Cbq-based queries die/hang indefinitely

Hi All -

We have a concerning issue that has crept up recently. When our CB cluster is under heavy(ish) load, some automation that calls queries via cbq hang indefinitely without error. The queries themselves aren’t complicated, but do often result in disk reads (e.g. larger population of data that isn’t always cache-resident).

Our frustration is that there’s no way the query should actually take that long. When the cluster is under light load, the queries return in a matter of seconds. But when the cluster is under pressure, the query appears to hang indefinitely as we’ve let the process sit for over a day.

So the assumption is that something is timing-out inside of the query engine, but we’re not seeing the error bubble back up to CBQ. We’re trapping for a non-zero error code in our call to cbq, so ideally if it times-out cbq would throw a non-zero error code.

Is there any way to discover more details about what’s failing?
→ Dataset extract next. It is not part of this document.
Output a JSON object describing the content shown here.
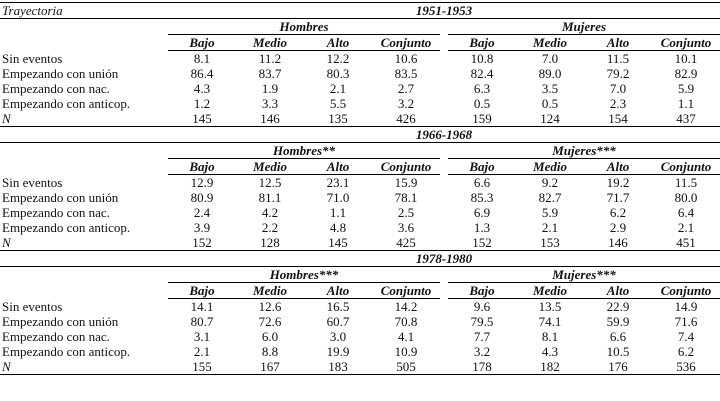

Also, we’ve monitored the query.log file on the node that we’re executing the query against and haven’t seen anything interesting there.

What is CB version? when hang/die is the query is doing fetch(non covered query)? At that time can u do covered query and see if that works.

Couchbase 4.5. Looks like we were looking in the wrong spot. We looked at the indexer log instead of the query log, and saw some errors. We ended up killing the indexer on all nodes, and everything is working again. If the issue creeps up again, I’ll send out an update.